Masters & Doctoral Programme 
 in Humanities and Cultural Studies 

CALL FOR PAPERS: ‘On Choreography’ 

Entry added: July 8th, 2007 | Posted in Calls for Papers, Noticeboard

Performance Research

Volume 13, No. 2 (June 2008) ‘On Choreography’

Issue Editors: Ric Allsopp & André Lepecki

CALL FOR PAPERS

In the contexts of European performance arts in particular, choreography as a term and as a field of activity has shifted radically since the 1990s. Stable and historical definitions of choreography as inscriptions of movement characterized through compositional approaches to bodily movement in time and space, have moved towards choreographic approaches that question such normative relationships between movement, composition and the production of dance, and expand the notion of choreography as an art that includes a wider range of conceptual tools, materials and strategies.

This shift towards the conceptualization of choreography in terms other than or additional to the arrangement of bodily movement, has produced a range of performance work (inclusive of such diverse practitioners as Alice Chauchat, Jerome Bel, Marten Spangberg, Vera Mantero, Xavier Le Roy, Meg Stuart, Thomas Lehmen, Matthew Goulish, BADCo, Jonathan Burrows, William Forsythe) that suggests that choreography is a field of contemporary arts practice that provides not only vectors for new forms of trans-disciplinary arts research but also a locus for questioning the orthodoxies of contemporary art work and practice. Through this work choreography can now be seen to invoke, recuperate and incorporate other forms of cultural practice (both historical and contemporary).

If choreography begins to challenge conceptions of how bodily movement produces dance as an object, then it also asks a number of questions which challenge assumptions about dance and body-based education: Where is the space of choreography? What concepts of dance, of performance, are proposed by particular choreographic ideas? How does choreography relate to notions of language, critical theory, theatricality, textual practice, performance, digital media, the exploration of cognitive and physical states? How is choreography informed through engagement with other critical vocabularies, for example walking, exhaustion, immateriality, assemblage, haunting, stillness, speech, joy, mis-guiding, mimicry, power, silence or dust?
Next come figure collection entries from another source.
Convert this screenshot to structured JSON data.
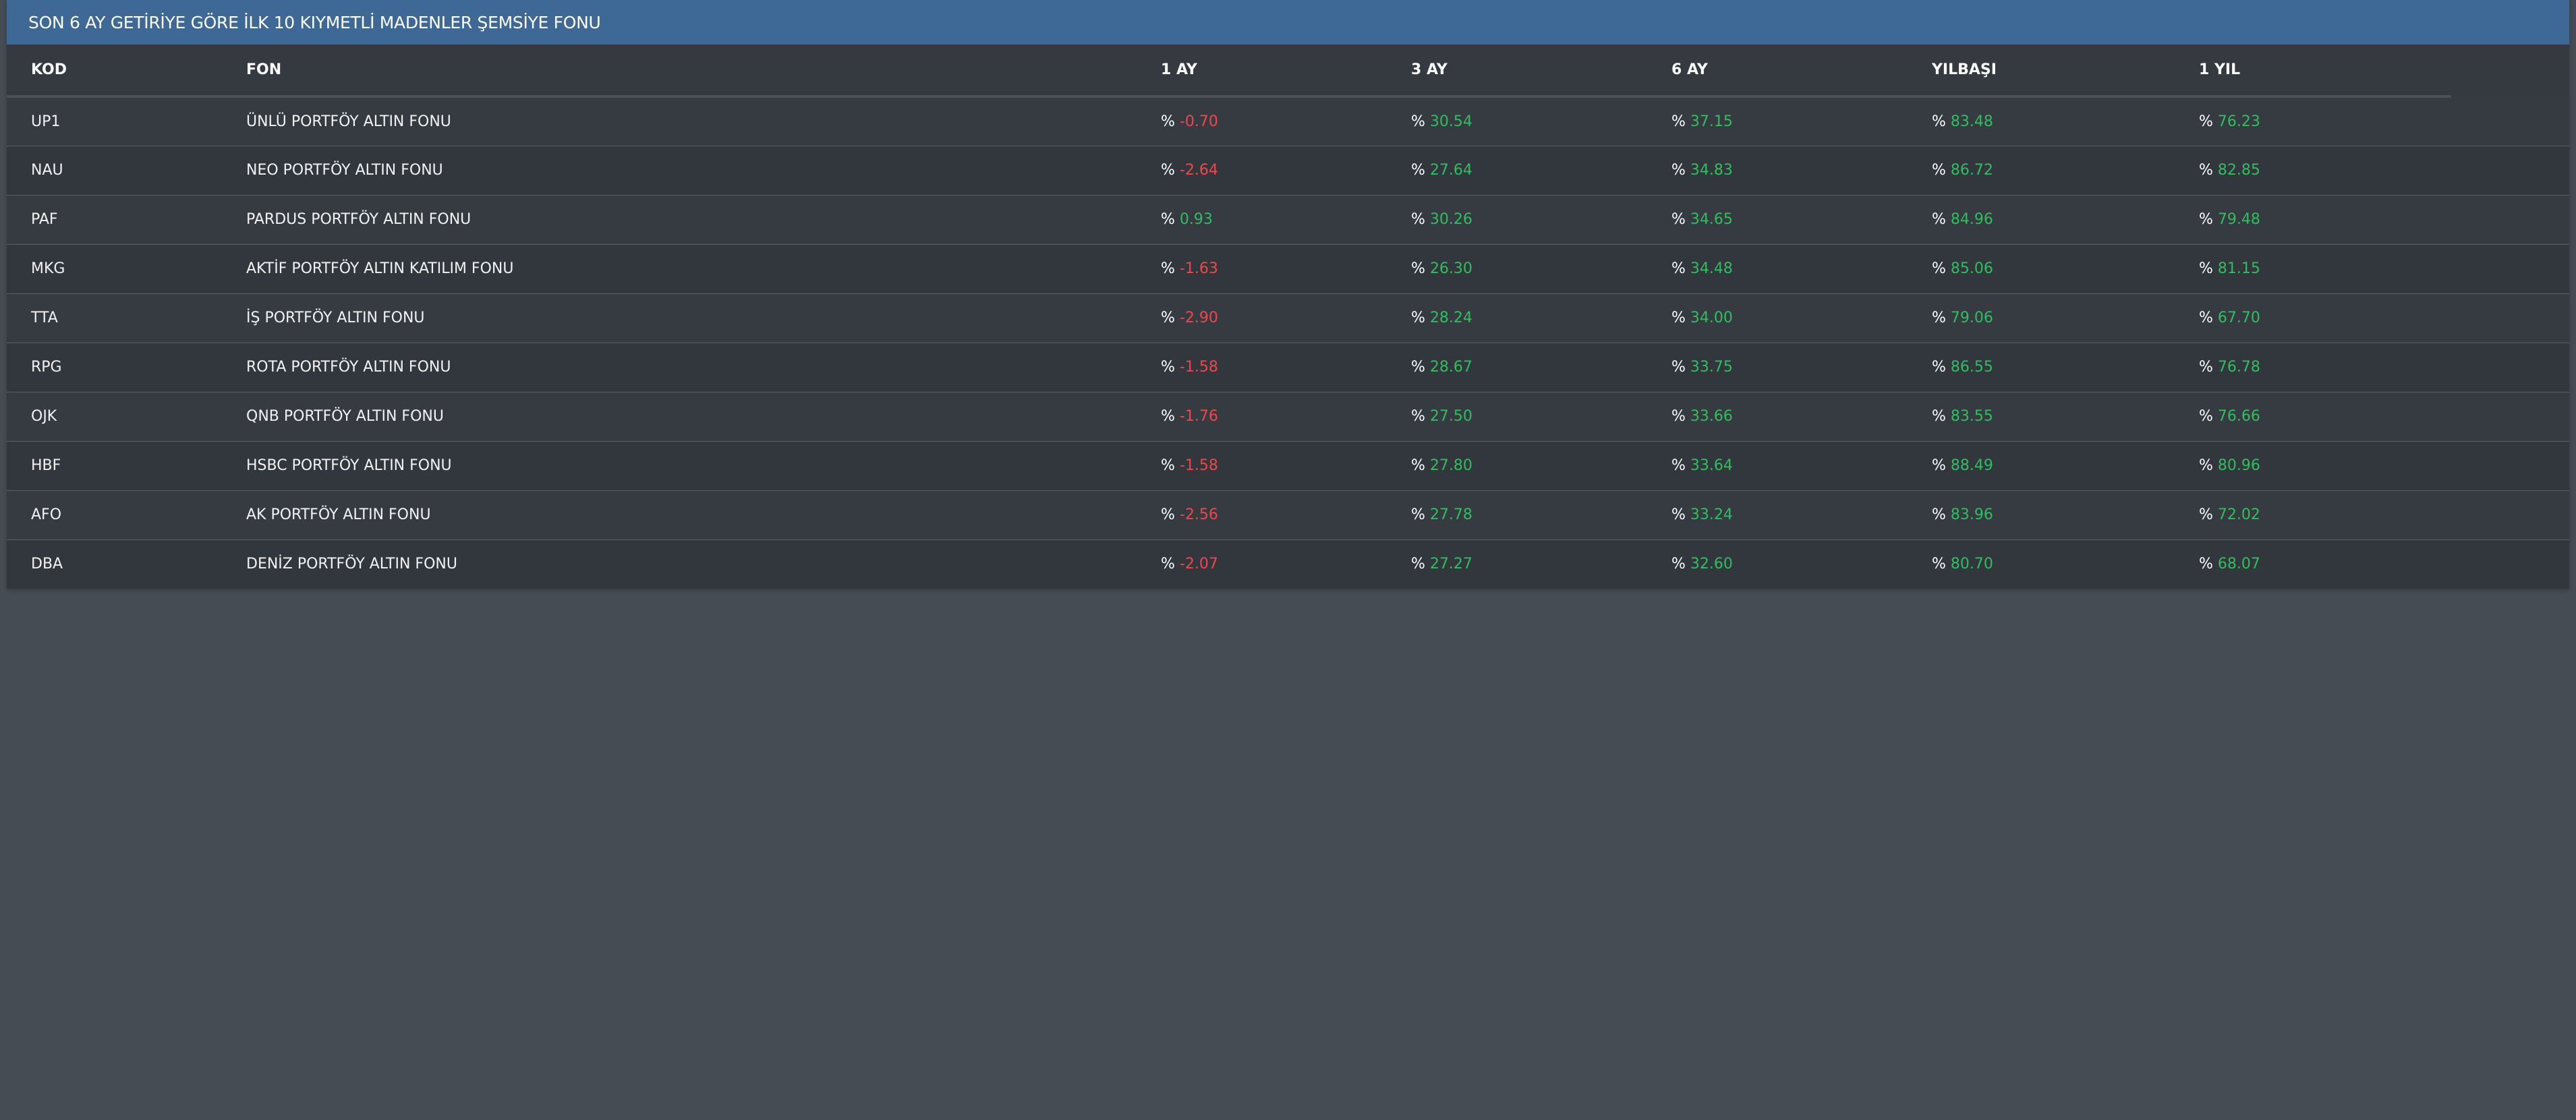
{
  "header": {
    "title": "SON 6 AY GETİRİYE GÖRE İLK 10 KIYMETLİ MADENLER ŞEMSİYE FONU"
  },
  "columns": {
    "kod": "KOD",
    "fon": "FON",
    "ay1": "1 AY",
    "ay3": "3 AY",
    "ay6": "6 AY",
    "ytd": "YILBAŞI",
    "yil1": "1 YIL"
  },
  "percent_sign": "%",
  "colors": {
    "header_bg": "#3e6896",
    "positive": "#2fbf5f",
    "negative": "#f0474a",
    "page_bg": "#454c54",
    "table_bg": "#33373e"
  },
  "rows": [
    {
      "kod": "UP1",
      "fon": "ÜNLÜ PORTFÖY ALTIN FONU",
      "ay1": "-0.70",
      "ay3": "30.54",
      "ay6": "37.15",
      "ytd": "83.48",
      "yil1": "76.23"
    },
    {
      "kod": "NAU",
      "fon": "NEO PORTFÖY ALTIN FONU",
      "ay1": "-2.64",
      "ay3": "27.64",
      "ay6": "34.83",
      "ytd": "86.72",
      "yil1": "82.85"
    },
    {
      "kod": "PAF",
      "fon": "PARDUS PORTFÖY ALTIN FONU",
      "ay1": "0.93",
      "ay3": "30.26",
      "ay6": "34.65",
      "ytd": "84.96",
      "yil1": "79.48"
    },
    {
      "kod": "MKG",
      "fon": "AKTİF PORTFÖY ALTIN KATILIM FONU",
      "ay1": "-1.63",
      "ay3": "26.30",
      "ay6": "34.48",
      "ytd": "85.06",
      "yil1": "81.15"
    },
    {
      "kod": "TTA",
      "fon": "İŞ PORTFÖY ALTIN FONU",
      "ay1": "-2.90",
      "ay3": "28.24",
      "ay6": "34.00",
      "ytd": "79.06",
      "yil1": "67.70"
    },
    {
      "kod": "RPG",
      "fon": "ROTA PORTFÖY ALTIN FONU",
      "ay1": "-1.58",
      "ay3": "28.67",
      "ay6": "33.75",
      "ytd": "86.55",
      "yil1": "76.78"
    },
    {
      "kod": "OJK",
      "fon": "QNB PORTFÖY ALTIN FONU",
      "ay1": "-1.76",
      "ay3": "27.50",
      "ay6": "33.66",
      "ytd": "83.55",
      "yil1": "76.66"
    },
    {
      "kod": "HBF",
      "fon": "HSBC PORTFÖY ALTIN FONU",
      "ay1": "-1.58",
      "ay3": "27.80",
      "ay6": "33.64",
      "ytd": "88.49",
      "yil1": "80.96"
    },
    {
      "kod": "AFO",
      "fon": "AK PORTFÖY ALTIN FONU",
      "ay1": "-2.56",
      "ay3": "27.78",
      "ay6": "33.24",
      "ytd": "83.96",
      "yil1": "72.02"
    },
    {
      "kod": "DBA",
      "fon": "DENİZ PORTFÖY ALTIN FONU",
      "ay1": "-2.07",
      "ay3": "27.27",
      "ay6": "32.60",
      "ytd": "80.70",
      "yil1": "68.07"
    }
  ]
}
‘On Choreography’ invites artists, practitioners and theorists to submit critical articles, documents, or artist’s pages which position choreography in relation to the contexts and discourses of contemporary culture, to expanded and open concepts of performance and performance-making and in relation to an expanded view of what choreography might mean now as a generative, productive, or even redundant term.

Deadlines for issue 13:2 are as follows:

Proposals: September 7th 2007

Draft manuscripts: December 2nd 2007

Finalised material: February 1st 2008

Publication Date: June 2008

Please note that the transfer of the Administration of the Journal from Dartington to Aberystwyth will be effective from July 2007. Hence, ALL proposals, submissions and general enquiries should be sent direct to:

Sandra Laureri
Administrative Assistant - Performance Research
Centre for Performance Research (CPR)
Aberystwyth
SY23 3AJ
Wales, UK
Tel: +44 (0)1970 628716
Fax: +44 (0)1970 622132

Email: performance-research@aber.ac.uk
Web: www.performance-research.net

Editorial enquires should be directed to Ric Allsopp ricallsopp@mac.com or André Lepecki Andre.lepecki@nyu.edu

General Guidelines for Submissions http://www.performance-research.net/pages/guidelines.html

Performance Research is MAC based. Proposals will be accepted in hard copy, on CD or by e-mail (MS-Word or RTF). Please DO NOT send images electronically without prior agreement.

Please note that submission of a proposal will be taken to imply that it presents original, unpublished work not under consideration for publication elsewhere. By submitting a manuscript, the author(s) agree that the exclusive rights to reproduce and distribute the article have been given to Performance Research.